Sekira jam 01.30 saya dengan seorang kawan masih ngobrol dan
tengah menghabiskan batang terakhir. Pintu Kedai Preanger belum ditutup. Di luar
tentu sudah sepi, hanya sesekali pemulung lewat mencari remah rezeki. Ketika kantuk
akhirnya hinggap, kami naik ke lantai dua untuk menunaikannya. Waktu terlentang
saya baru ingat bahwa lampu belum dimatikan, lantas mencari pistol mau meniru Mr.
Bean dengan mematikan lampu dengan cara menembak bolanya, tapi pistol tak ada,
maka terpaksa bangun dan membunuh cahaya lewat saklar.
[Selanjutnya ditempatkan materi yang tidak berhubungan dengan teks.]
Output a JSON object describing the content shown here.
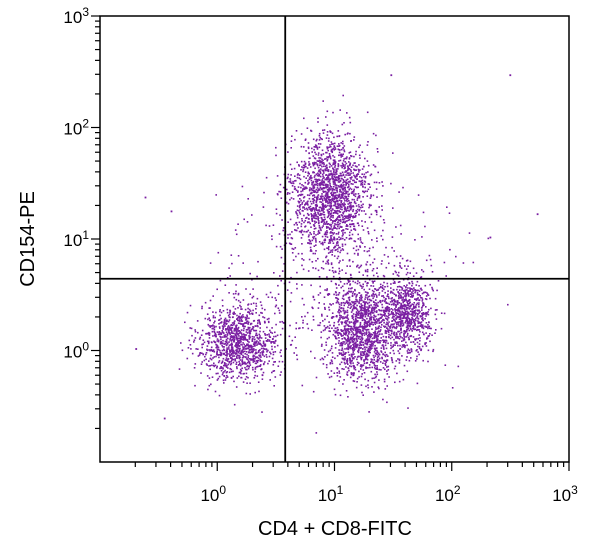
{
  "chart_data": {
    "type": "scatter",
    "title": "",
    "xlabel": "CD4 + CD8-FITC",
    "ylabel": "CD154-PE",
    "x_scale": "log",
    "y_scale": "log",
    "xlim": [
      0.1,
      1000
    ],
    "ylim": [
      0.1,
      1000
    ],
    "x_ticks": [
      {
        "base": "10",
        "exp": "0",
        "value": 1
      },
      {
        "base": "10",
        "exp": "1",
        "value": 10
      },
      {
        "base": "10",
        "exp": "2",
        "value": 100
      },
      {
        "base": "10",
        "exp": "3",
        "value": 1000
      }
    ],
    "y_ticks": [
      {
        "base": "10",
        "exp": "0",
        "value": 1
      },
      {
        "base": "10",
        "exp": "1",
        "value": 10
      },
      {
        "base": "10",
        "exp": "2",
        "value": 100
      },
      {
        "base": "10",
        "exp": "3",
        "value": 1000
      }
    ],
    "quadrant_gates": {
      "x": 3.8,
      "y": 4.4
    },
    "grid": false,
    "point_color": "#7a1fa2",
    "clusters": [
      {
        "name": "double-negative",
        "center": [
          1.5,
          1.2
        ],
        "count": 1100
      },
      {
        "name": "CD4/CD8-positive CD154-positive",
        "center": [
          9,
          25
        ],
        "count": 1700
      },
      {
        "name": "CD4/CD8-positive CD154-negative",
        "center": [
          17,
          1.6
        ],
        "count": 1400
      },
      {
        "name": "CD4/CD8-positive CD154-negative bright",
        "center": [
          42,
          2.1
        ],
        "count": 700
      },
      {
        "name": "scattered background",
        "center": [
          10,
          4
        ],
        "count": 350
      }
    ],
    "outliers": [
      [
        0.24,
        24
      ],
      [
        0.4,
        18
      ],
      [
        310,
        300
      ],
      [
        30,
        300
      ],
      [
        530,
        17
      ],
      [
        210,
        10.5
      ],
      [
        0.2,
        1.05
      ],
      [
        0.35,
        0.25
      ]
    ]
  }
}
AC dikecilkan, maksudnya jendela agak ditutup agar angin
malam tak terlampau semena-mena menggerayangi tubuh, lalu jatuh tertidur. Dalam
tidur, manusia tak punya kuasa senoktah pun. Paling keren hanya terhibur dengan
bunga tidur yang kadang paduan antara harapan-harapan yang kandas dan Tuhan
membuatnya seolah nyata. Maka begitulah, kami terlelap sampai pagi. Sampai adzan
subuh terdengar di telinga, seolah kami ini menyisakan sisi reliji yang kadung
remuk-redam.
Jam 8 pagi saya turun hendak membeli kopi jagung, namun
ketika membuka pintu ternyata susah sekali. Saya coba berulang-ulang, dan tetap
tak berhasil. Seseorang kemudian datang, saya membacanya dari derap kaki di
luar. Pada percobaan kesekian pintu akhirnya berhasil dibuka. “Wah, ini juga
sama digembok dari luar nih,” ujar orang itu sambil memperlihatkan gembok
besar. Lalu terdengar pembicaraan riuh di hari sepagi itu. Rupanya tadi malam
tetangga sebelah digasak maling. Beberapa unit komputer raib.
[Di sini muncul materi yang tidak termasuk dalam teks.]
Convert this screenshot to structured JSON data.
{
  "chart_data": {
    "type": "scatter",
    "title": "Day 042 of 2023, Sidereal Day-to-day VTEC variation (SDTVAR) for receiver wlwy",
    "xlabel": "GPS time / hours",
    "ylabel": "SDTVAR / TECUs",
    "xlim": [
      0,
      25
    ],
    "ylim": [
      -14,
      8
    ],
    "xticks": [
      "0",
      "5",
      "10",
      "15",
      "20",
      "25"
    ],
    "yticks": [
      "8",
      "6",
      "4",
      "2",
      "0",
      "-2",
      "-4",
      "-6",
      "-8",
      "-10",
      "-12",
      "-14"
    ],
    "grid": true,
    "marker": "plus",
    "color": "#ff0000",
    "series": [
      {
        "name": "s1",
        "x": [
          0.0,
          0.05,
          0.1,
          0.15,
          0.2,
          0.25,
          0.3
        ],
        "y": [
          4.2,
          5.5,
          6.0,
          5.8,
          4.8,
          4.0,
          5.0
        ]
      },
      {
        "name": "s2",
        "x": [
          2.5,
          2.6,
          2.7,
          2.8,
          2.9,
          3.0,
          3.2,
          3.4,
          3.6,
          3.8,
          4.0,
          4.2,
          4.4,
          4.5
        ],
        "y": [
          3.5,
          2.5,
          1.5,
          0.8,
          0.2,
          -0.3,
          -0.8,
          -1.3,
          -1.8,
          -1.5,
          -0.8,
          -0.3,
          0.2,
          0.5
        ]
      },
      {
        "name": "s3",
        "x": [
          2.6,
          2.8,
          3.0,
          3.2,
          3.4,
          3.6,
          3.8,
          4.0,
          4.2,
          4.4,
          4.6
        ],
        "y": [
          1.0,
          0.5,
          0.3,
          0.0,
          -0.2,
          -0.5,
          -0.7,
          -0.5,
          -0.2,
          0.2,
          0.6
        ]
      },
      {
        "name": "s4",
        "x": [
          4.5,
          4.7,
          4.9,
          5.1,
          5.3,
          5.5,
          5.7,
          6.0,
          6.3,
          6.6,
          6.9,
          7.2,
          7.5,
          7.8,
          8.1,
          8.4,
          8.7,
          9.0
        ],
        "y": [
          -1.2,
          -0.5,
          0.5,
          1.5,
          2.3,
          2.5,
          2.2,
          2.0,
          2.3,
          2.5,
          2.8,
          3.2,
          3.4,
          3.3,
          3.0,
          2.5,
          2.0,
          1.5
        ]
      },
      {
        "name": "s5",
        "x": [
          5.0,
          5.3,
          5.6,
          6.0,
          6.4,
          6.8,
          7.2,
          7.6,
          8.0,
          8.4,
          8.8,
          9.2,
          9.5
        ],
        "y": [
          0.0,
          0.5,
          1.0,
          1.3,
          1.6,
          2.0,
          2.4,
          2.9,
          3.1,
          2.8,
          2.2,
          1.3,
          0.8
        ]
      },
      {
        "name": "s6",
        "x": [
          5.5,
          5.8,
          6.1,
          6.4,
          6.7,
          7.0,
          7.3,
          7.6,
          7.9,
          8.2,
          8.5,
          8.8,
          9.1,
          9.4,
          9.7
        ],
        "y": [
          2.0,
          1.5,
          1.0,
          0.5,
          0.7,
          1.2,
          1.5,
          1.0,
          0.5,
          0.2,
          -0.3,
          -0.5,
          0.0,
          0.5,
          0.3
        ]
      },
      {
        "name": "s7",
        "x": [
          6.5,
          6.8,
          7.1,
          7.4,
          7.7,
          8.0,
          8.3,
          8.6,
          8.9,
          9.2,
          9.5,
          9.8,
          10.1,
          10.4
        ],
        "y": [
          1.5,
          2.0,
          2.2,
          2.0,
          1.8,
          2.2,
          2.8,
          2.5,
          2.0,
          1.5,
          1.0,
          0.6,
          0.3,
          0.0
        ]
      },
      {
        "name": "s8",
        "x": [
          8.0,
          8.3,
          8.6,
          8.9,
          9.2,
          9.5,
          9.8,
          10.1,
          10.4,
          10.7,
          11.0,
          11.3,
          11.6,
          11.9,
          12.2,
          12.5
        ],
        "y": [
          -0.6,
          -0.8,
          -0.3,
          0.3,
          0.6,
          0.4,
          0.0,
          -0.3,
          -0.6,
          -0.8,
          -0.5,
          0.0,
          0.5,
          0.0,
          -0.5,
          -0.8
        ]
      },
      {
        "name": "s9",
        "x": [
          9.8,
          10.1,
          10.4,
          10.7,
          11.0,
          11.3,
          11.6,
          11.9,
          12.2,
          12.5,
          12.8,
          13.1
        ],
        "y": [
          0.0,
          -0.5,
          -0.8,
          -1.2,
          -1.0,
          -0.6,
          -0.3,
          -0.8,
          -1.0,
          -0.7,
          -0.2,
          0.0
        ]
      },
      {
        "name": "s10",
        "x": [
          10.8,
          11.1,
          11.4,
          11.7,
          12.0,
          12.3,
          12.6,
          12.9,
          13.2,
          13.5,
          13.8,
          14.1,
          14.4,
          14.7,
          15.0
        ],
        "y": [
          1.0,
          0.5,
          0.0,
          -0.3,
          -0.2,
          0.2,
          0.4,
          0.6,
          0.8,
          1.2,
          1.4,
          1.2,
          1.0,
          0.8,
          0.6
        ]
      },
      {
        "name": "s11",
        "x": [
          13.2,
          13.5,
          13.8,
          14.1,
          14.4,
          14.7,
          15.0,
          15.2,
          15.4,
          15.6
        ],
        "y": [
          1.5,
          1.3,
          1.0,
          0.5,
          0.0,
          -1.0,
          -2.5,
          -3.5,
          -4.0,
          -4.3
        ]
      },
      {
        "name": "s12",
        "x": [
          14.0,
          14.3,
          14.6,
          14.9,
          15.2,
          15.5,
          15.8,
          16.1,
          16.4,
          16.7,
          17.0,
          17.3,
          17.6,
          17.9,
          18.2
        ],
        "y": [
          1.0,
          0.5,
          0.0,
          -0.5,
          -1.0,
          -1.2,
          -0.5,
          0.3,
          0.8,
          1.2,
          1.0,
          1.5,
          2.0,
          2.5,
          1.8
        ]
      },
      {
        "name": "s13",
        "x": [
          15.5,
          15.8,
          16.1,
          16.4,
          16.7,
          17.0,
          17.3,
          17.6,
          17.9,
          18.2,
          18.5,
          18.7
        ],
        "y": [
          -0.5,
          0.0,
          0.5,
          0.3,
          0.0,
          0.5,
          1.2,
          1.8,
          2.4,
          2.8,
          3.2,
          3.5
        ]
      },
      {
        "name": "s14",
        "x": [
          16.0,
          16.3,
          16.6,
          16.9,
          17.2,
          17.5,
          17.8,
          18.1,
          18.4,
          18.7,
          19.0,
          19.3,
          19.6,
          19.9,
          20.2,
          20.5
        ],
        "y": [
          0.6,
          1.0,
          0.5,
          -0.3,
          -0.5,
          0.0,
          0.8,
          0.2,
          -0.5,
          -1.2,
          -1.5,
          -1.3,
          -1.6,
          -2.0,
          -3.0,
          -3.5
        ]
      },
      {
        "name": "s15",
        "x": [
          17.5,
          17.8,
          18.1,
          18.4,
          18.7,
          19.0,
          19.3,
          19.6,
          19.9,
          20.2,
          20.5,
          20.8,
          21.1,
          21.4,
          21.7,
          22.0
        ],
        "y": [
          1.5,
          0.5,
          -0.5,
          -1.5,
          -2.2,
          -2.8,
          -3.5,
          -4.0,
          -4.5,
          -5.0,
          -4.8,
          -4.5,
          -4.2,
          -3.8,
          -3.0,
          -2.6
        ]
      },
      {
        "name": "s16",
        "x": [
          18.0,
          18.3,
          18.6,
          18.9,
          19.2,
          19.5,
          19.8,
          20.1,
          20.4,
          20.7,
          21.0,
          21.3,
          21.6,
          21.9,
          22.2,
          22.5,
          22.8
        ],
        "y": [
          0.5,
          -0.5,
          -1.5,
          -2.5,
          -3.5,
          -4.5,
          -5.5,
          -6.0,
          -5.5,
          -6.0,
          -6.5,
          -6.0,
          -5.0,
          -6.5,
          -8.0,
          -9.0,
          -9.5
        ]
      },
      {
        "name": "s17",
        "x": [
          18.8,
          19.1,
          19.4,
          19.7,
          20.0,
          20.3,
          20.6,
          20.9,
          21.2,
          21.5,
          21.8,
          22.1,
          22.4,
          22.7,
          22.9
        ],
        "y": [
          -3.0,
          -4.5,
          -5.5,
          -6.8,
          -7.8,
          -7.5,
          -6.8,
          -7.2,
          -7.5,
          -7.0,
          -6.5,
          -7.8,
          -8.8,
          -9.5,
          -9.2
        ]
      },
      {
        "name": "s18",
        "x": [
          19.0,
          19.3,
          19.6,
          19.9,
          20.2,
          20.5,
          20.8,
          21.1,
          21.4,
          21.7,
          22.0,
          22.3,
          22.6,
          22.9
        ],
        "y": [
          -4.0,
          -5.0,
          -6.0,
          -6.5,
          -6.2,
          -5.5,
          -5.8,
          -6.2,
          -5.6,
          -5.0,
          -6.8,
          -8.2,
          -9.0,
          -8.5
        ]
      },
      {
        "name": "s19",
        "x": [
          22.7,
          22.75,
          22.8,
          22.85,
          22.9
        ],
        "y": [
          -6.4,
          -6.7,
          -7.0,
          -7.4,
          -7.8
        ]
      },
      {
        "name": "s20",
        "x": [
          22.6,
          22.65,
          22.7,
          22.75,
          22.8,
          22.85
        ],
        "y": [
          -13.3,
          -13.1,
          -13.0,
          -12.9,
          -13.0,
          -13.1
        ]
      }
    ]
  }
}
Saya bukan Detektif Conan, tapi mengira bahwa para
bromocorah itu beraksi tak lama setelah kami tumbang dirampok kantuk. Pelakunya
barangkali lebih dari dua orang, sekurangnya tiga. Tetangga kami yang jadi
korban itu usahanya adalah biro perjalanan umroh, dan belum terlalu lama
menggelar semacam syukuran atas dimulainya usaha tersebut: potong tumpeng yang
dibaluri oleh banyak sekali potongan ayam dan kentang balado, saya dan beberapa
kawan ikut makan. Sekadar menunaikan kewajiban manusia yang mesti menghormati
tetangganya, dan tentu saja didorong rasa lapar.
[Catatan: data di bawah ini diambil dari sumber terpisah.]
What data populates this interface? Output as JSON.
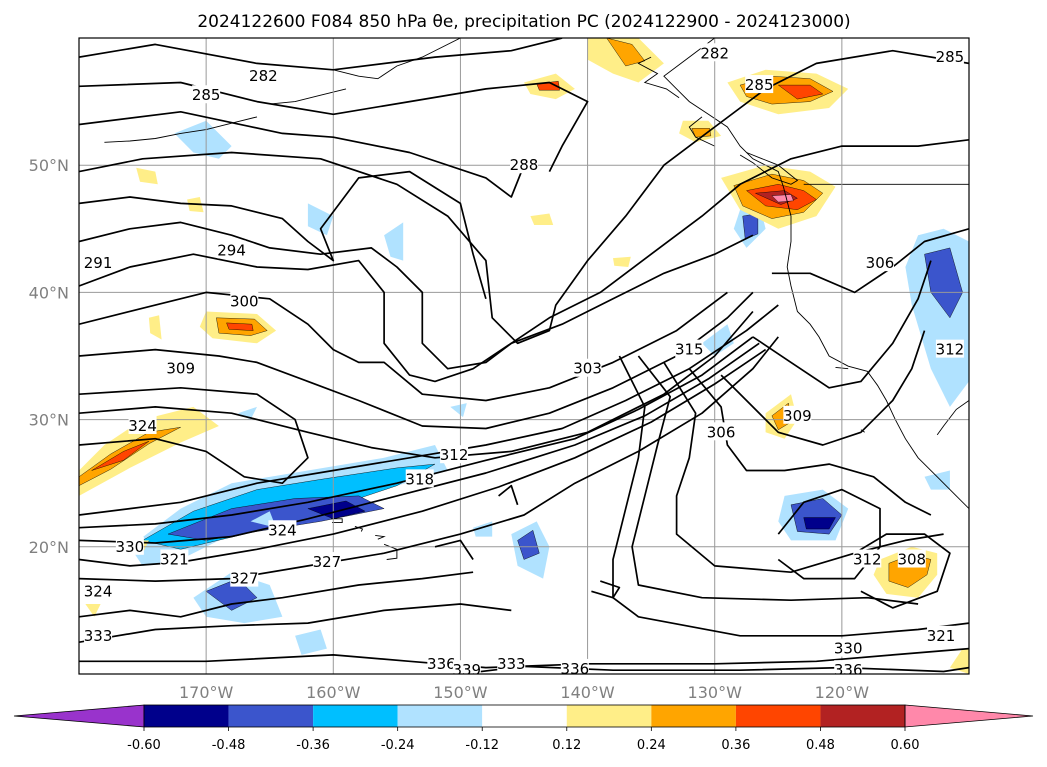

Sebelum pencurian tersebut, setiap malam ruko tetangga itu
tak pernah ditinggali, kecuali oleh makhluk non materi barangkali. Pengamanannya
hanya berlapis dua; kunci dalam dan gembok besar di luar. Pengamanan yang ternyata
dapat dengan mudah dijebol kawanan maling. Sebelum beraksi, mereka mencantelkan
dulu gembok-gembok tak terkunci di setiap ruko yang berjajar di sekitar
targetnya. Maka demikianlah, esoknya saya dan tetangga-tetangga yang lain
terisolasi di tempatnya masing-masing. Tetangga paling pojok pertamakali keluar
karena kawannya datang hendak menjemput untuk pergi entah kemana.
Dilihat dari pintu korban yang rapi, saya membayangkan mereka
beraksi dengan membawa mobil dan diparkirkan tepat di depan ruko tersebut. Kemudian
tugas dibagikan, seorang diam di balik kemudi sekaligus menjadi pengawas
situasi, seorang lagi mencantelkan gembok agar tidak ada pertolongan dari
tetangga yang lain sekaligus membantu sang eksekutor membobol dan mengangkut
barang curian. Durasi aksi kiranya tak terlalu lama, paling lambat berjalan
sekitar 30 menit. Lalu meninggalkan kecewa di hati si pemilik.
Esoknya waktu saya bertemu dengan si pemilik, di wajahnya
tergurat kemuraman yang lumayan temaram. “Sudah dilaporkan ke polisi, pak?”
Beliau hanya menggeleng, mungkin derajat kepercayaannya terhadap penegak hukum
itu tidak terlalu kokoh. Dan hari terus berganti.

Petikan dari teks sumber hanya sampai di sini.